Таня не обиделась, оглянулась с улыбкой. Она покинула суд с таким непривычным спокойствием и тишиной во всем существе, точно оглохла среди грозы. И все, что попадало в поле зрения, сделалось таким маленьким, словно эти дома, тротуары, деревья, окна виднелись откуда-то издали и сверху. И по росту ее нет ни одной вещи в измельчавшем городе. Это странное уединение не пугало, разве только наводило грусть. И не ради же бесцветного от жары неба, тусклого скопления людей, не могущих устроить свое существование более или менее сносно, долго страдать. И она безразлично осклабилась писклявой Симочке, которая выбивала в палисаднике ковры и прокричала из-за облака пахучей пыли:

– Что-то вы рано? Или сегодня раньше кончилось ради мусульманского праздника?

Таня помедлила, поискала слово, каким надо ответить, и не ответила. Девушка заметила странное остолбенение жилицы, подбежала, смешно, по-детски вскидывая тонкие руки. Во всей ее наружности сверкала такая свежесть, наивность…

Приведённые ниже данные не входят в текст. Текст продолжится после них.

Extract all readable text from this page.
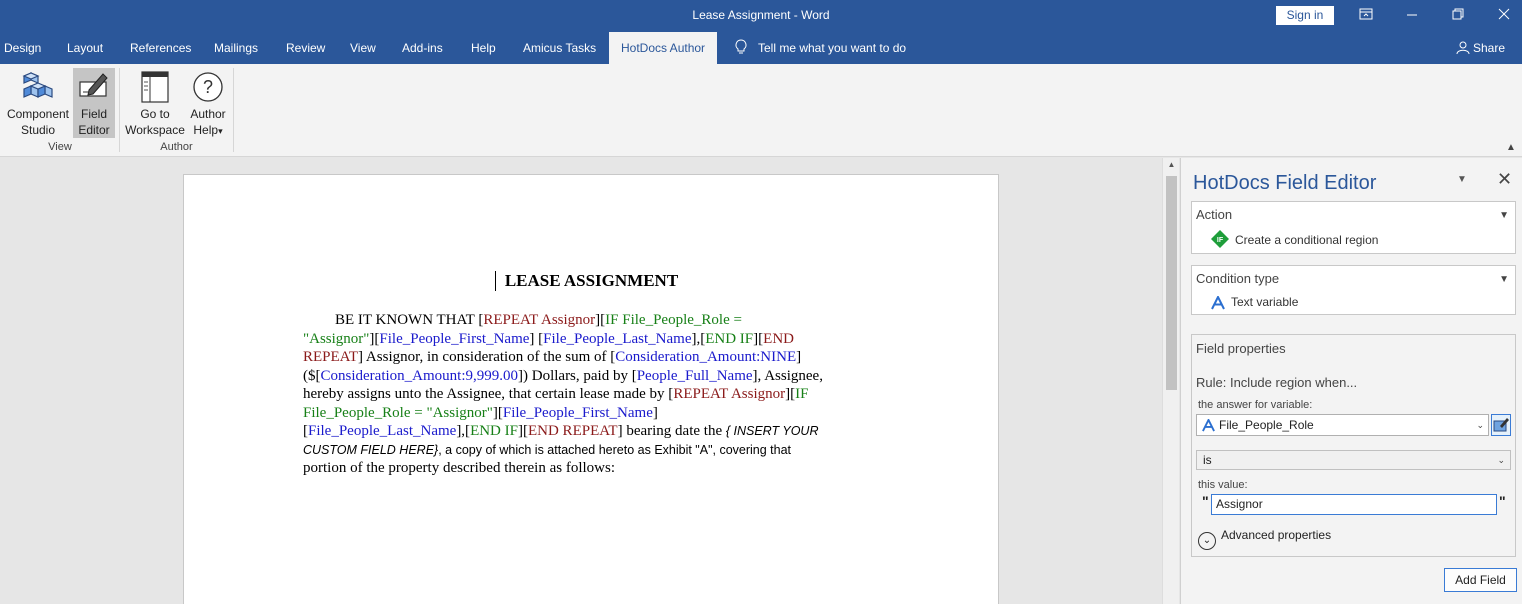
Lease Assignment - Word	Sign in
Design Layout References Mailings Review View Add-ins Help Amicus Tasks	HotDocs Author	Tell me what you want to do	Share
Component
Studio
Field
Editor
View
Go to
Workspace
?
Author
Help▾
Author	▲
LEASE ASSIGNMENT
BE IT KNOWN THAT [REPEAT Assignor][IF File_People_Role =
"Assignor"][File_People_First_Name] [File_People_Last_Name],[END IF][END
REPEAT] Assignor, in consideration of the sum of [Consideration_Amount:NINE]
($[Consideration_Amount:9,999.00]) Dollars, paid by [People_Full_Name], Assignee,
hereby assigns unto the Assignee, that certain lease made by [REPEAT Assignor][IF
File_People_Role = "Assignor"][File_People_First_Name]
[File_People_Last_Name],[END IF][END REPEAT] bearing date the { INSERT YOUR
CUSTOM FIELD HERE}, a copy of which is attached hereto as Exhibit "A", covering that
portion of the property described therein as follows:
▲
HotDocs Field Editor	▼ ✕
Action	▼
IF Create a conditional region
Condition type	▼
Text variable
Field properties
Rule: Include region when...
the answer for variable:
File_People_Role	⌄
is	⌄
this value:
" Assignor	"
⌄ Advanced properties
Add Field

– Давно ли и я была спокойна и чиста, – сказала Таня. –

Слепо, а потому и глупо, верила, что все могу принять, все искупить, принесши в жертву свою незапятнанность. Ан нет… Преступление, уголовщина связаны, непременно связаны с таким количеством мелких подлостей, отвратительных падений, что принять это можно, только действительно фактически соучаствуя. А ведь я ничего не знала, кроме гордости своей, и знать не хотела. Жизнь мстит за это. У Симочки сбились во рту целые комья сочувственных восклицаний, но не успели слететь с губ, собеседница медленно повернулась и взошла на крыльцо.

III

Весь этот день и весь следующий она просидела в своей комнате, никуда не выходя. И впервые после приезда из

Карасуни почувствовала, что нечего делать. Да, нечего.

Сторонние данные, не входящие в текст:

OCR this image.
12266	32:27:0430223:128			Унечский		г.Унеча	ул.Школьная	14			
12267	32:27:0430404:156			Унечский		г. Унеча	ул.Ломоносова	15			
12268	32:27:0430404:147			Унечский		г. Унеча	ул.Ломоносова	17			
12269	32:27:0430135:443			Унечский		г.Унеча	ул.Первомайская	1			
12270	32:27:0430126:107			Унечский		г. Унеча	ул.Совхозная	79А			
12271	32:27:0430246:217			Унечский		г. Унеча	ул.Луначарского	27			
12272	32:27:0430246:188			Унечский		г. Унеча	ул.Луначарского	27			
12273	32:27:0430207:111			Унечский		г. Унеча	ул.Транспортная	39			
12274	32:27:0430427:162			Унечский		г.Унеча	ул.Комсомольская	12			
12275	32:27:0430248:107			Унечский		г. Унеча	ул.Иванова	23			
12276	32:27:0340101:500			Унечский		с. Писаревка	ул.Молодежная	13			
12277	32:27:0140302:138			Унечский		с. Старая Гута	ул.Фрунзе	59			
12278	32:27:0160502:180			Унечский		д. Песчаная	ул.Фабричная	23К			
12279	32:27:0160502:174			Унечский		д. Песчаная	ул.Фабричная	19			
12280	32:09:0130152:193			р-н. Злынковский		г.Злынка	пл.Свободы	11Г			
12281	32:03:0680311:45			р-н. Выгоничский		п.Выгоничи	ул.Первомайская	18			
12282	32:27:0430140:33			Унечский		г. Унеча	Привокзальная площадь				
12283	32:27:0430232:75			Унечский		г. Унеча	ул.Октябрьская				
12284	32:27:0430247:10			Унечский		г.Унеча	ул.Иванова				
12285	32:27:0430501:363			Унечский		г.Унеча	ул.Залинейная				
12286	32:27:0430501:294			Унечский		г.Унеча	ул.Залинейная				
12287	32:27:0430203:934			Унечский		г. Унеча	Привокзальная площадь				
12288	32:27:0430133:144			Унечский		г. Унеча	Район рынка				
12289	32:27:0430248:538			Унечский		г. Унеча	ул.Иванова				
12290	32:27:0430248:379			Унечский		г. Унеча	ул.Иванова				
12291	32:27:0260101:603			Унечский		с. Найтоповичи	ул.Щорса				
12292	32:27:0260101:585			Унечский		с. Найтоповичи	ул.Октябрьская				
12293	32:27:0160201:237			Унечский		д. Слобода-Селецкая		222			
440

«Впору ставить третью постель в спальне у Блажко». Газеты с обычным опозданием скучно повторяли действительность. И Таня еще раз, но уже отраженно, пережила боль душевных ран, как будто их снова раскрыли и разворочали.

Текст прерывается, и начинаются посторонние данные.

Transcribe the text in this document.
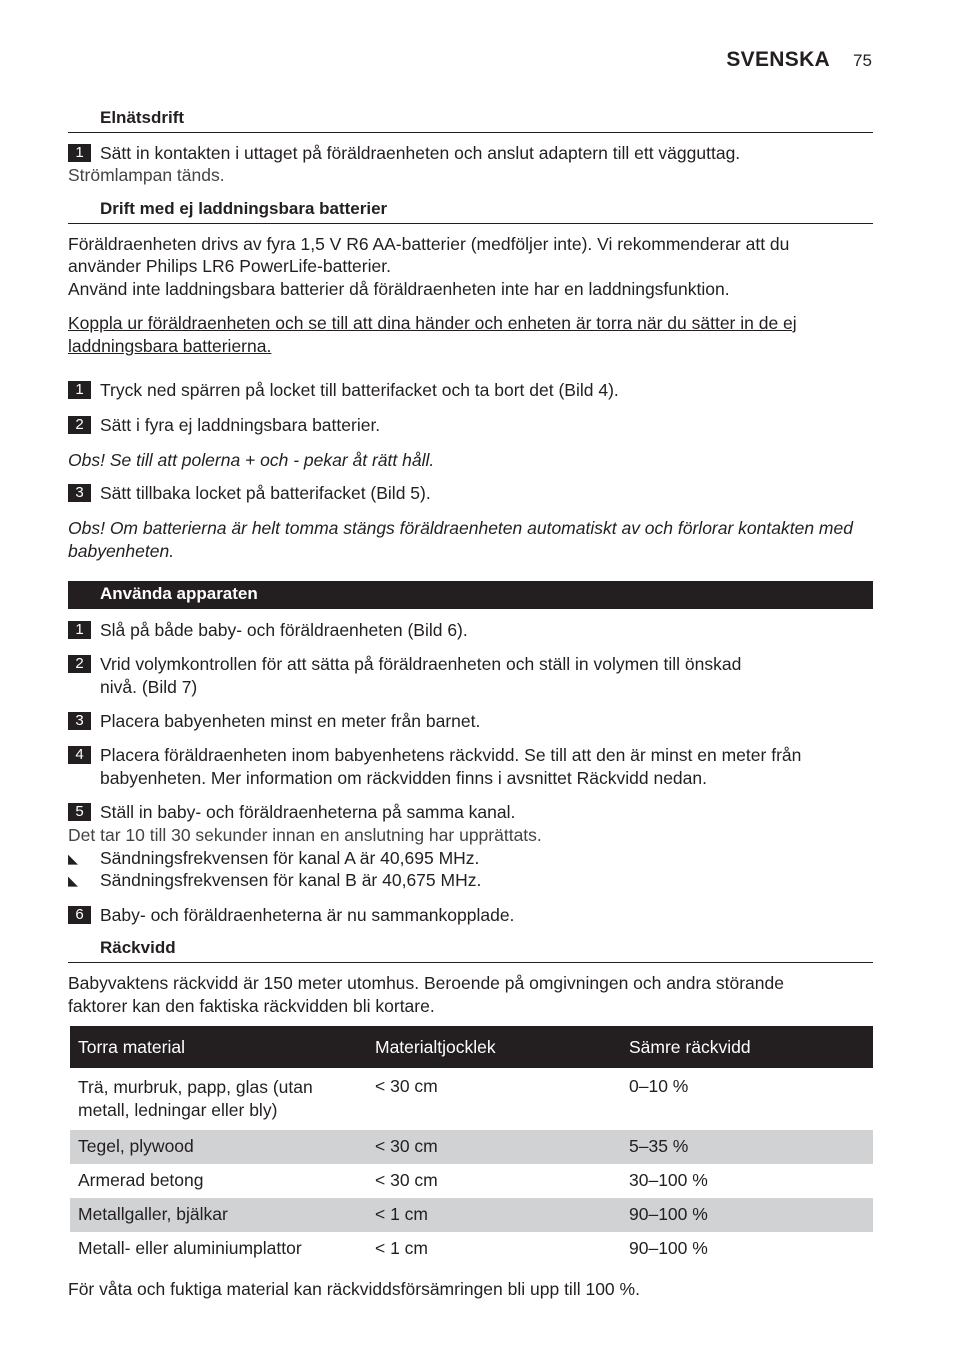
SVENSKA 75
Elnätsdrift
1 Sätt in kontakten i uttaget på föräldraenheten och anslut adaptern till ett vägguttag.
Strömlampan tänds.
Drift med ej laddningsbara batterier
Föräldraenheten drivs av fyra 1,5 V R6 AA-batterier (medföljer inte). Vi rekommenderar att du
använder Philips LR6 PowerLife-batterier.
Använd inte laddningsbara batterier då föräldraenheten inte har en laddningsfunktion.
Koppla ur föräldraenheten och se till att dina händer och enheten är torra när du sätter in de ej
laddningsbara batterierna.
1 Tryck ned spärren på locket till batterifacket och ta bort det (Bild 4).
2 Sätt i fyra ej laddningsbara batterier.
Obs! Se till att polerna + och - pekar åt rätt håll.
3 Sätt tillbaka locket på batterifacket (Bild 5).
Obs! Om batterierna är helt tomma stängs föräldraenheten automatiskt av och förlorar kontakten med
babyenheten.
Använda apparaten
1 Slå på både baby- och föräldraenheten (Bild 6).
2 Vrid volymkontrollen för att sätta på föräldraenheten och ställ in volymen till önskad
nivå. (Bild 7)
3 Placera babyenheten minst en meter från barnet.
4 Placera föräldraenheten inom babyenhetens räckvidd. Se till att den är minst en meter från
babyenheten. Mer information om räckvidden finns i avsnittet Räckvidd nedan.
5 Ställ in baby- och föräldraenheterna på samma kanal.
Det tar 10 till 30 sekunder innan en anslutning har upprättats.
◣ Sändningsfrekvensen för kanal A är 40,695 MHz.
◣ Sändningsfrekvensen för kanal B är 40,675 MHz.
6 Baby- och föräldraenheterna är nu sammankopplade.
Räckvidd
Babyvaktens räckvidd är 150 meter utomhus. Beroende på omgivningen och andra störande
faktorer kan den faktiska räckvidden bli kortare.
Torra material	Materialtjocklek	Sämre räckvidd
Trä, murbruk, papp, glas (utan
metall, ledningar eller bly)	< 30 cm	0–10 %
Tegel, plywood	< 30 cm	5–35 %
Armerad betong	< 30 cm	30–100 %
Metallgaller, bjälkar	< 1 cm	90–100 %
Metall- eller aluminiumplattor	< 1 cm	90–100 %
För våta och fuktiga material kan räckviddsförsämringen bli upp till 100 %.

Вспомнила, что с самого приезда не могла собраться и сходить в здравотдел, где работал курчавый Григорьянц, –

через него она надеялась достать место сестры милосердия в красноармейском госпитале. Но при мысли о разговорах, расспросах невероятная сонливость, как бы от опия, наплывала на нее. Вообще эти дни она спала много, проснувшись, не могла расклеить ресницы и закрыть из-за судорожной зевоты рот. Кожа омертвела, как будто обтянутая тонким засохшим слоем липкой мази. Тошнота редко мучила, но когда приступала, – хотелось умереть. Таня не могла не сравнивать эти тягостные ощущения с той телесной радостью, которую испытывала от тех же, в сущности, неприятных и назойливых признаков беременности, когда носила Мариночку. «Вероятно, из таких же мелких и неизбывных недугов состоит старость», – думала Таня.